To demonstrate how integrated clinical interventions can be successful in community pharmacies, TDS completed a 2-month trial with a national health plan. The pilot program included 2 value-based interventions—a gap-in-therapy and adherence-based interventions targeting statins and diabetic medications—for a network of independent community pharmacies. The trial found that pharmacies completed 20% of adherence interventions over the study period, which resulted in significant clinical revenue earnings.
In total, $220,000 in clinical revenue was passed on to pharmacies from TDS for completed clinical interventions during the 2-month study period. Additionally, the trial results showed that even though the statin gap-in-therapy intervention (which required extra provider outreach) had a higher reimbursement rate, only 10% worked. In 2022, TDS ran a similar pilot program with a national plan that lasted for 6 months. In that trial, $500,000 in clinical revenue was passed on to pharmacies.

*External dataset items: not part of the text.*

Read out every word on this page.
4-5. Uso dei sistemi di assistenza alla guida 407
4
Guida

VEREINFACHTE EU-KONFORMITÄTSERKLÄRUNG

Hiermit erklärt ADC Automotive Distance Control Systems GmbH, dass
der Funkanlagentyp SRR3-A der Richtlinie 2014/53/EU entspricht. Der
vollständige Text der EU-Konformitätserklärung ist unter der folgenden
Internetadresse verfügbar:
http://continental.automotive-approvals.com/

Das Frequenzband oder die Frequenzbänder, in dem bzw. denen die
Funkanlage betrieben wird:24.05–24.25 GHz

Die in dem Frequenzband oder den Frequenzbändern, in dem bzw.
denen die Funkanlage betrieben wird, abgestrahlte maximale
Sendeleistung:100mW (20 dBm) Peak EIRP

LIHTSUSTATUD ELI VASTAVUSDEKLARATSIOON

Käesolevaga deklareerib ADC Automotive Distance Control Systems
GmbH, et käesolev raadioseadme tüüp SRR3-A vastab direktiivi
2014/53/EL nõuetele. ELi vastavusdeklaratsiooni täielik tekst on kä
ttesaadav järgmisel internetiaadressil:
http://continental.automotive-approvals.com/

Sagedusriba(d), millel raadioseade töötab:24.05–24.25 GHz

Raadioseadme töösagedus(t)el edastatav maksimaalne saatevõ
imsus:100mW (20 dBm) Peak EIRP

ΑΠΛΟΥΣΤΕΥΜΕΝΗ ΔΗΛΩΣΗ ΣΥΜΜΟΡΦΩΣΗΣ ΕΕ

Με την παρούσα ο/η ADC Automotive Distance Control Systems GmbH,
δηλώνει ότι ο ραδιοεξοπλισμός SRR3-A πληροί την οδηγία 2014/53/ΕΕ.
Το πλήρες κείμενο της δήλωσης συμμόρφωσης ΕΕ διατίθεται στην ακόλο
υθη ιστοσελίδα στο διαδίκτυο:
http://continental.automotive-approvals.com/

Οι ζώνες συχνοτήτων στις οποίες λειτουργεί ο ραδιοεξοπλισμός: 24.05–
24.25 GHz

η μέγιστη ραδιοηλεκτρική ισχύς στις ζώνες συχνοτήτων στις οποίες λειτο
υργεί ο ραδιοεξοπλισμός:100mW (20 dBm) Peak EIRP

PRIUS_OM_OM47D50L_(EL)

“Our ultimate goal is to get our network to be the highest-completing clinical intervention, nonclinical intervention network that’s out there,” Koskinas said. “We want to see that 20%, and we want to see it continue to grow to 30%, 40%. The higher completion rates we get, the easier it is for me to push more clinical interventions into the network. And it benefits everybody— your patient, your business. It’s a great model, and I’m really happy to see the movement we’ve seen so far.”
Koskinas added that TDS learned many different lessons from the 2 trials it has conducted. First, the company learned that patient-only interventions show greater success. Second, “value” will vary based on intervention type and outcome goal. Third, payers may want to vary the payments they offer throughout the year based on specific priorities. Fourth, repeated education and communication are required. And lastly, reporting must be customizable.
“At TDS, with our comprehensive solutions platform—this includes our integrated clinical opportunities, Opportunities Now, AideRX, and Prescribe Wellness—it allows for optimization… and patient engagement,” Koskinas said. “Our solutions enable pharmacies to go beyond the counter by leveraging clinical opportunities for success.”